Em Agosto de 2014, Obama declarou que a estratégia
dos EUA no combate ao EI está amparada em quatro pilares: ataques aéreos, apoio
aos aliados locais, esforços de contraterrorismo para prevenir ataques, e
assistência humanitária contínua a civis.
Em Setembro de 2014 o presidente Barak Obama numa
sessão na ONU declarou que «os países devem evitar o recrutamento e o
financiamento de combatentes estrangeiros». Segundo ele, «os EUA irão
trabalhar para destruir essa rede da morte», em alusão ao Estado Islâmico.
E prosseguiu: «Nós vamos apoiar a luta dos
iraquianos e dos sírios para proteger as suas comunidades. Vamos treinar e
equipar as forças que estão lutando contra esses terroristas no terreno. Vamos
trabalhar para acabar com o financiamento deles e parar o fluxo de combatentes
que se juntam ao grupo. Eu peço ao mundo que se junte a nós nessa missão». E
concluiu fazendo um apelo aos muçulmanos para rejeitarem a ideologia do Estado
Islâmico.
Obama encerrou o seu discurso dizendo que «as
palavras que dissemos aqui precisam de ser transformadas em acção...com os
países e entre eles, não apenas nos dias que se seguem, mas nos anos que
virão». Uma resolução proposta pelos EUA foi aprovada por unanimidade
no Conselho de Segurança da ONU. No final, mais de 40 países ofereceram-se para
fazer parte da coligação «anti-EI», liderada pelos EUA.
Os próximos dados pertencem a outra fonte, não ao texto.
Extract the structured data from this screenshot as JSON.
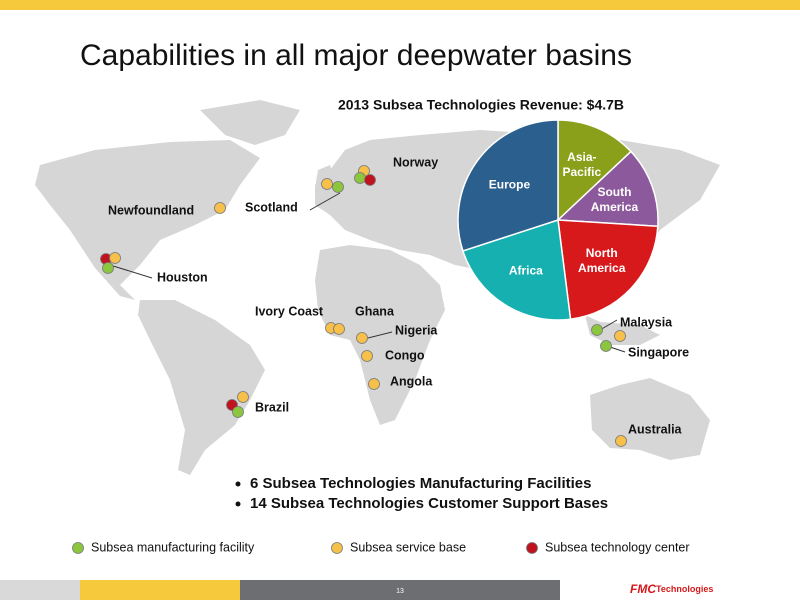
{
  "title": "Capabilities in all major deepwater basins",
  "chart_data": {
    "type": "pie",
    "title": "2013 Subsea Technologies Revenue: $4.7B",
    "categories": [
      "Asia-Pacific",
      "South America",
      "North America",
      "Africa",
      "Europe"
    ],
    "values": [
      13,
      13,
      22,
      22,
      30
    ],
    "colors": [
      "#8a9f1a",
      "#8c5a9c",
      "#d7191c",
      "#17b0b0",
      "#2b5f8e"
    ]
  },
  "locations": [
    {
      "label": "Norway",
      "dots": [
        "base",
        "manufacturing",
        "technology"
      ]
    },
    {
      "label": "Scotland",
      "dots": [
        "base",
        "manufacturing"
      ]
    },
    {
      "label": "Newfoundland",
      "dots": [
        "base"
      ]
    },
    {
      "label": "Houston",
      "dots": [
        "technology",
        "base",
        "manufacturing"
      ]
    },
    {
      "label": "Ivory Coast",
      "dots": [
        "base"
      ]
    },
    {
      "label": "Ghana",
      "dots": [
        "base"
      ]
    },
    {
      "label": "Nigeria",
      "dots": [
        "base"
      ]
    },
    {
      "label": "Congo",
      "dots": [
        "base"
      ]
    },
    {
      "label": "Angola",
      "dots": [
        "base"
      ]
    },
    {
      "label": "Brazil",
      "dots": [
        "base",
        "technology",
        "manufacturing"
      ]
    },
    {
      "label": "Malaysia",
      "dots": [
        "manufacturing",
        "base"
      ]
    },
    {
      "label": "Singapore",
      "dots": [
        "manufacturing"
      ]
    },
    {
      "label": "Australia",
      "dots": [
        "base"
      ]
    }
  ],
  "bullets": [
    "6 Subsea Technologies Manufacturing Facilities",
    "14 Subsea Technologies Customer Support Bases"
  ],
  "legend": [
    {
      "kind": "manufacturing",
      "label": "Subsea manufacturing facility",
      "color": "#8cc63f"
    },
    {
      "kind": "base",
      "label": "Subsea service base",
      "color": "#f7c04a"
    },
    {
      "kind": "technology",
      "label": "Subsea technology center",
      "color": "#c1121f"
    }
  ],
  "footer": {
    "page": "13",
    "logo_mark": "FMC",
    "logo_text": "Technologies"
  }
}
Em Junho de 2015 Obama voltou a referir-se ao EI
declarando que «falta recrutar e treinar mais militares iraquianos dispostos
a combater o Estado Islâmico. Não temos ainda uma estratégia completa, pois
faltam compromissos dos iraquianos no que diz respeito a como é feito o
recrutamento e como é que as tropas serão treinadas».
Os EUA gastam, em média, cerca de 9 milhões de
dólares por dia para combater o Estado Islâmico, e os custos totais já passam
de 2,7 milhões desde o início da campanha de bombardeamentos contra o EI.
Em qualquer actividade – passando pela organização
e pela hierarquia –, o EI está anos-luz à frente das demais facções que actuam
na região. Apresenta o que parece ser o início da estrutura de um semi-Estado –
ministérios, tribunais e até mesmo um sistema tributário rudimentar –.
Nos campos de treino cerca de 300 crianças com
idades até aos 16 anos recebem instrução como combatentes e terroristas
suicidas no EI. Aprendem a ideologia fundamentalista e a manusear armas
pesadas. Esses campos são anunciados como «Clubes de Escuteiros».
Uma revista editada pelo Estado Islâmico,
intitulada «DABIQ»,
que já está na sua terceira edição, publicada em várias línguas, inclusive o
inglês, apresenta o EI como a única voz muçulmana no mundo, na tentativa de
cooptar estrangeiros para lutarem pelo califado no Iraque e na Síria.
Segundo o Conselho de Segurança da ONU, somente no
ano de 2014 cerca de 15 mil estrangeiros de mais de 80 países, viajaram à Síria
e ao Iraque a fim de lutarem ao lado do EI e grupos terroristas semelhantes. A
ONU ressaltou que o aumento nesse número ocorre numa escala «sem precedentes». Segundo
a União Europeia, mais de 5 mil europeus uniram-se à jihad na
Síria e no Iraque, mas segundo a comissária europeia da Justiça, esse número «é
muito subestimado».
O Estado Islâmico foi designado como organização
terrorista pelos seguintes países: EUA em 17/12/2004, Austrália em
2/3/2005, Canadá em 20/8/2012, Arábia Saudita em 7/3/2014, Inglaterra em
20/6/2014, Indonésia em 1/8/2014 e Alemanha em 12/9/2014.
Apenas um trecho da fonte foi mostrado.